We arrived in town on the V&T Railway, a restoration of part of the Virginia and Truckee Railroad from Carson City into Virginia City. The V&T connected Virginia City with Carson City and Reno and, thereby, with the Central Pacific line of the transcontinental railroad. It facilitated not just the export of silver and the importation of goods but also the movement of people and ideas. Entrepreneurs, entertainers, and opportunists arrived with increasing frequency, broadening the town’s social fabric and diversifying its economy—if only temporarily.
The railroad also hastened Virginia City’s alignment with national markets and culture. It enabled the import of luxuries that seemed absurdly out of place in a desert mining town: French wines, Eastern newspapers, and Parisian fashions. For a brief time, the frontier had all the trappings of metropolitan grandeur. Some of this still seems to remain in the town.
Like all boomtowns, Virginia City was prey to the very forces that created it. By the late 1870s, the silver veins had begun to yield less, and the economic downturn of the Panic of 1873 hastened the town’s decline. The mines closed, people left, and many of the once-vibrant institutions fell into disrepair.
Fires also played a destructive role. The Great Fire of 1875 devastated much of the town, though it was rapidly rebuilt. But even restoration could not halt the inevitable ebb of mining prosperity. The once-lavish hotels emptied, the saloons grew quiet, and the streets lost their lustre.
By the early 20th century, Virginia City had become a shadow of its former self, populated by a few hundred residents, with dusty ghosts of its past grandeur lingering in empty storefronts and half-collapsed homes.
During the 20th century, particularly after World War II, the town began to rebrand itself as a living museum of the Old West. Tourists replaced miners, and heritage supplanted silver as the town’s chief commodity. The preservation of its historic buildings—many of them registered landmarks—helped secure its reputation as one of the most authentically preserved mining towns in the United States.

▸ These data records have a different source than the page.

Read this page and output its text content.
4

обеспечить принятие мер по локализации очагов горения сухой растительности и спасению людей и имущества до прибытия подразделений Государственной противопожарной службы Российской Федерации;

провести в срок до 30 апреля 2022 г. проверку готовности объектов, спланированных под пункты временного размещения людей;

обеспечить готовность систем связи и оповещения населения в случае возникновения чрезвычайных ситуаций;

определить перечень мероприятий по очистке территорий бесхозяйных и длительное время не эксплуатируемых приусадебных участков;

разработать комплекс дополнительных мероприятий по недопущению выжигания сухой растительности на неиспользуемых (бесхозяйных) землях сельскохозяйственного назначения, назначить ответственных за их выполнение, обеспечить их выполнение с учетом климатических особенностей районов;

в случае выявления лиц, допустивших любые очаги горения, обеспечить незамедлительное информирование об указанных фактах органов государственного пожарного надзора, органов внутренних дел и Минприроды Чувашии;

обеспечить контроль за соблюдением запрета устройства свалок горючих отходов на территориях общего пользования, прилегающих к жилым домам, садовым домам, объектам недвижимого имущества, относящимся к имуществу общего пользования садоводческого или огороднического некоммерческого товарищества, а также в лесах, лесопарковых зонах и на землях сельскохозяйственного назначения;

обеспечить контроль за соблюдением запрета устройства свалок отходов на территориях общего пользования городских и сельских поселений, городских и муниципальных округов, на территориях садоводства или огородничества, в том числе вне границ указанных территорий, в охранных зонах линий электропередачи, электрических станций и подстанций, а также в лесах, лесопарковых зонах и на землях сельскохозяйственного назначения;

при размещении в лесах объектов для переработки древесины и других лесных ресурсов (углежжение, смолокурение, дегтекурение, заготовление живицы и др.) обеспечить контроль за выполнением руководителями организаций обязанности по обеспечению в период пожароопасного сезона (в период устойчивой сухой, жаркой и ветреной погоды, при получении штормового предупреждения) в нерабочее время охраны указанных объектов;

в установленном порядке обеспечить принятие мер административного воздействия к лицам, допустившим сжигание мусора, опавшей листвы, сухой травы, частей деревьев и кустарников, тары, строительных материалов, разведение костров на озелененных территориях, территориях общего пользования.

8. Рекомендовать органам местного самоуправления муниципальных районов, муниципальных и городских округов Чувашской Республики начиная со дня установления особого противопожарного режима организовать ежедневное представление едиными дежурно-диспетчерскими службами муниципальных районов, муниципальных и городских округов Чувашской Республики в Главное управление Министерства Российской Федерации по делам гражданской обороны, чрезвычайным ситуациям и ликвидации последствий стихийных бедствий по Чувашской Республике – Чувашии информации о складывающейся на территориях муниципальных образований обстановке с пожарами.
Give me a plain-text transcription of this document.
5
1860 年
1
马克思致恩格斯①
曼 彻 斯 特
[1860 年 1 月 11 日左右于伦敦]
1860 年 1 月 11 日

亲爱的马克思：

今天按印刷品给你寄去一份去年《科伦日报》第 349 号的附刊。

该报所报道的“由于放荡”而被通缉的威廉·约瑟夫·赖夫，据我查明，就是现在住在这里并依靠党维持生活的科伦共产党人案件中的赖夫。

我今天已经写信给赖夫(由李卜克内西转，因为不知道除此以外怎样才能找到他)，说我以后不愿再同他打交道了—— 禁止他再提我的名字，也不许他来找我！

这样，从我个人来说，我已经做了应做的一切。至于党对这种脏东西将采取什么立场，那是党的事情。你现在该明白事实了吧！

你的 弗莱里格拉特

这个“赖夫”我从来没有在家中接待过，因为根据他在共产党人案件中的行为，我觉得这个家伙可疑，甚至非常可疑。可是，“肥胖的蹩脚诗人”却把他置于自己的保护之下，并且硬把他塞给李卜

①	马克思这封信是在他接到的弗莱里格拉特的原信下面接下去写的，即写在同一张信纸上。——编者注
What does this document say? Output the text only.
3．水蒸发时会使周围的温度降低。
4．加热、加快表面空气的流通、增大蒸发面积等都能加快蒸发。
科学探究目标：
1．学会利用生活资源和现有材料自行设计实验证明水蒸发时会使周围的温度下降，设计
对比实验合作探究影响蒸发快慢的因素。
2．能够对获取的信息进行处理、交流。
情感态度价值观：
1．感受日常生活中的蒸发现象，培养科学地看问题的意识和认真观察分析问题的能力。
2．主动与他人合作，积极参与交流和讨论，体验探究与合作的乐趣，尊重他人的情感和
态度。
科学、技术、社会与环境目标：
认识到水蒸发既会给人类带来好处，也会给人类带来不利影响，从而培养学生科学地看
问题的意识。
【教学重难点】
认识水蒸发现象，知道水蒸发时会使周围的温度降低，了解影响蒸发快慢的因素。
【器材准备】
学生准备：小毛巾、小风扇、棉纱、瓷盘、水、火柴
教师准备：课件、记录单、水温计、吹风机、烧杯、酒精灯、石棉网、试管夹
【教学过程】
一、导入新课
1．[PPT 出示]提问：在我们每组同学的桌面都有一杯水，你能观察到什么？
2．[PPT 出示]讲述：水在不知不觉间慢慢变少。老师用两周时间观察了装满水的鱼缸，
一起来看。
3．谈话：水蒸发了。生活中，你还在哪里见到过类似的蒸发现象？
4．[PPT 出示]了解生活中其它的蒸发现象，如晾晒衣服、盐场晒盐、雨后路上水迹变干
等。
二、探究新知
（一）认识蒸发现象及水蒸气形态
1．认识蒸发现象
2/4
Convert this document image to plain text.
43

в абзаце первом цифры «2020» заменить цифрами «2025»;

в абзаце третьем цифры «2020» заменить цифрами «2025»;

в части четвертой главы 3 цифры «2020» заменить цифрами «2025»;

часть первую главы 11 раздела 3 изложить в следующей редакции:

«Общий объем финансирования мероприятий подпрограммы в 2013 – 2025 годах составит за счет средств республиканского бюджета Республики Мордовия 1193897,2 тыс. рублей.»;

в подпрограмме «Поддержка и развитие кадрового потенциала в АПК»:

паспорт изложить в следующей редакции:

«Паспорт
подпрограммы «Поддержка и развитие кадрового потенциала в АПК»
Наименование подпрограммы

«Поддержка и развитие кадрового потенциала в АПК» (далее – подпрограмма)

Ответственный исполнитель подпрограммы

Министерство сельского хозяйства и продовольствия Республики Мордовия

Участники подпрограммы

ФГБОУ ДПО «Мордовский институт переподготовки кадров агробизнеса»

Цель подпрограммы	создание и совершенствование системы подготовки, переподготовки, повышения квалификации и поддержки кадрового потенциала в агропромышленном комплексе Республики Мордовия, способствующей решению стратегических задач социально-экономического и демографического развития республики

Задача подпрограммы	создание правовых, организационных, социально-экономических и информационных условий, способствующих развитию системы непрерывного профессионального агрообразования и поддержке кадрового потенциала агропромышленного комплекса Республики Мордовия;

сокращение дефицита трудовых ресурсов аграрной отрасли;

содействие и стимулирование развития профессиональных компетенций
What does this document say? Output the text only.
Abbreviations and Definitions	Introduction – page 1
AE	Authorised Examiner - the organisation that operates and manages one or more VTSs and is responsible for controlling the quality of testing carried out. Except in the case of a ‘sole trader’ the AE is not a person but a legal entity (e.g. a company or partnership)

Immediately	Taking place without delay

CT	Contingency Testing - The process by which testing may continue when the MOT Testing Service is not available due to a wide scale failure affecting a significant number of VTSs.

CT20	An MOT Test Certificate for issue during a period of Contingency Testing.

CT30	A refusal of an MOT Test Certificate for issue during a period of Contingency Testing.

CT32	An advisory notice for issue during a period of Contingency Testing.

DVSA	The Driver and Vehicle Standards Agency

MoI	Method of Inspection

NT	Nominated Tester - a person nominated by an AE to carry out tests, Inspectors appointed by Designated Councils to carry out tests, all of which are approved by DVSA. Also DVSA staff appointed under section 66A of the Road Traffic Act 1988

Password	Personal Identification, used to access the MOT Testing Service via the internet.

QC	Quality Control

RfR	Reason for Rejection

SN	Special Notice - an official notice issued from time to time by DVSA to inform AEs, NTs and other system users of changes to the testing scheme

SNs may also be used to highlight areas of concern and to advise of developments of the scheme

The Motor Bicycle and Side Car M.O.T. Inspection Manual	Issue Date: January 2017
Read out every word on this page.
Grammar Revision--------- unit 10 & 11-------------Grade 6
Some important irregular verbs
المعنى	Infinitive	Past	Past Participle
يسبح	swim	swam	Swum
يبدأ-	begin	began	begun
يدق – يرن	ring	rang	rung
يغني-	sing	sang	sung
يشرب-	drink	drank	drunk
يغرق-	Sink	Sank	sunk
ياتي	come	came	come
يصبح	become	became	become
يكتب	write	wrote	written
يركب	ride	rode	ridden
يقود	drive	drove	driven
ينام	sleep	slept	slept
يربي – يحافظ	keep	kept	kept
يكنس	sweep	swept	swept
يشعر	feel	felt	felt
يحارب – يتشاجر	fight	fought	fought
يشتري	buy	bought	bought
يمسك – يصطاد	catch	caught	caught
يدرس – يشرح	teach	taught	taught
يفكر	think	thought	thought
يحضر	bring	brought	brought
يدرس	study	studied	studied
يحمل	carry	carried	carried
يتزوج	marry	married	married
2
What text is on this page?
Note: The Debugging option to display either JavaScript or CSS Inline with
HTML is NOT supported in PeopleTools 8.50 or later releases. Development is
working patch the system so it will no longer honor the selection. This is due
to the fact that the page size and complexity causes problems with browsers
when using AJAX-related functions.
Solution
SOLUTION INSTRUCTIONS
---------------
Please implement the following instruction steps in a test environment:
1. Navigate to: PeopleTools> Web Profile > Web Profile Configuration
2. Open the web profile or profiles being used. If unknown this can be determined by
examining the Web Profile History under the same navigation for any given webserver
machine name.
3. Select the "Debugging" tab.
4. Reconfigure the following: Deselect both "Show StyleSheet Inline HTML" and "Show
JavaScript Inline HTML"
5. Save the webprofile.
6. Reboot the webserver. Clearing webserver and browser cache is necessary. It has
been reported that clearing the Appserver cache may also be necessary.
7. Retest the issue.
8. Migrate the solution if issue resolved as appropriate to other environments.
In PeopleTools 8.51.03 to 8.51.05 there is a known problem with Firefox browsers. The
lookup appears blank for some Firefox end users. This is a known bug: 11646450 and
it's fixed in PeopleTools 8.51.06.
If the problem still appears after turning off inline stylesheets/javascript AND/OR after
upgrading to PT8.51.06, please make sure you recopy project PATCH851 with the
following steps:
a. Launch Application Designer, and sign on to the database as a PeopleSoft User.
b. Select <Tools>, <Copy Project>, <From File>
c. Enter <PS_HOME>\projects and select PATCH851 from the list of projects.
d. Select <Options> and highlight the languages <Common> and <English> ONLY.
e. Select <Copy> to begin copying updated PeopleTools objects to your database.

Virginia City has preserved not only its architecture but also some of its attitude. The town embraces its theatrical heritage, hosting reenactments, costume parades, and festivals that celebrate its origins. The distinction between myth and history is not only blurred but trampled upon. In many ways, the town serves as a recreation of Roughing It, artfully intertwining fact and fiction to create a captivating narrative—one that is not always entirely accurate.